在本实施例中,根据接收到的查询语句在查询缓存区中进行检索,其中,上述查询缓存区中保存有历史执行信息;在检索到与上述查询语句对应的历史执行信息的情况下,根据历史执行信息进行查询。使得分布式数据库在查询过程中可以节省部分执行树的生成过程,从而降低分布式数据库查询的时延并提高并发度。
图2是本实施例提供的分布式数据库查询方法流程图二,如图2所示,上述S102可以通过如下方式实现:
对上述查询语句进行常量替换,并对替换后的查询语句进行哈希计算,生成对应的哈希值,然后根据该哈希值在上述查询缓存区中进行检索。

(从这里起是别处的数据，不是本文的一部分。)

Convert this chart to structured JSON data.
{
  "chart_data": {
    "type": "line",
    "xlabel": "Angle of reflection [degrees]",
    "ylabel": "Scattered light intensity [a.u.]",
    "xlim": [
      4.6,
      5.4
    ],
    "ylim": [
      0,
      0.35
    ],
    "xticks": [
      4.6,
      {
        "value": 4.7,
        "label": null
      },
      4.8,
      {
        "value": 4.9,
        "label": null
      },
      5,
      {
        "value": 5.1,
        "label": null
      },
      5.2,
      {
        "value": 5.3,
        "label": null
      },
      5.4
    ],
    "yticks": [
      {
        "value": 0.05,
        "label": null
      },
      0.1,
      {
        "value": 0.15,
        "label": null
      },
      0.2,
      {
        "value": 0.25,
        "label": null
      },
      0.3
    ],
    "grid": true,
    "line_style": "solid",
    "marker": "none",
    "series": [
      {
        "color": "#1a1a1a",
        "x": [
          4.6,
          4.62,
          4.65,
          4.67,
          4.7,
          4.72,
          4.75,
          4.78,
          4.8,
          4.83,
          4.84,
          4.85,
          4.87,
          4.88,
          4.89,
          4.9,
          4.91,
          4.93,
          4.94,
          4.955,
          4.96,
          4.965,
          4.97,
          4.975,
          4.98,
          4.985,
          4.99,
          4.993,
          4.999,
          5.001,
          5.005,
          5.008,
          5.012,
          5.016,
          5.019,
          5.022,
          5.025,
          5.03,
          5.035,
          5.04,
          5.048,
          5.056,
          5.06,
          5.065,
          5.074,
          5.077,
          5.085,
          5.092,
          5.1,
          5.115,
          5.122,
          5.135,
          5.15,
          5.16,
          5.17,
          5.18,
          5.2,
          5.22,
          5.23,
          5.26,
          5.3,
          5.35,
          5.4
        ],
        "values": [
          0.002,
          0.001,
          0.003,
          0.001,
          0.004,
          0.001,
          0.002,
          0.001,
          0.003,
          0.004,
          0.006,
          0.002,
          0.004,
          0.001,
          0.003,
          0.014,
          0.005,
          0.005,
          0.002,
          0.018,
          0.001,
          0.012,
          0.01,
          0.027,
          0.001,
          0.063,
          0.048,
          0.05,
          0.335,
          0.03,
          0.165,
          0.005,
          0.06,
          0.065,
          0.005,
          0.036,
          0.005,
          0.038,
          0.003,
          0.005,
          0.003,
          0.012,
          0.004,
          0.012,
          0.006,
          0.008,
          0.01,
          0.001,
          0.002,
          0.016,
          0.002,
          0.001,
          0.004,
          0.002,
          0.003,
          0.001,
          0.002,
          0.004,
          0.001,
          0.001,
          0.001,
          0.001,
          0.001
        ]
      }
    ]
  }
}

本实施例中的查询语句可以为结构化查询语言(Structured Query Language,SQL)语句,一个SQL语句中可能有多个常量值。如图2所示,在S202中,可以对上述SQL语句进行词法分析,得到SQL语句中的常量值;在S204中,将得到的SQL语句中的至少一个常量值按顺序记录在一个数组中;在S206中,使用占位符替换上述常量值;在S208中对常量替换后的SQL语句进行哈希计算生成哈希值;在S210中以该哈希值为键(KEY)值,在上述查询缓存区中进行检索。
比如查询语句为“Select t1.a from t1 where t1.id=30”,经过词法分析可找出 其中的常量值为“30”,则可用占位符“?”将“30”进行替换,变成“Select t1.a from t1 where t1.id=?”。然后对被替换后的语句经过哈希计算得到一个整型值:0x87653127,将该整型值作为该查询语句的KEY值到上述查询缓存区中进行检索,如果检索到相同的KEY值,则认为该相同KEY值所对应的历史执行信息与本实施例中的查询语句“Select t1.a from t1 where t1.id=30”相对应,从而执行上述S104了,采用上述KEY值对应的历史执行信息进行查询。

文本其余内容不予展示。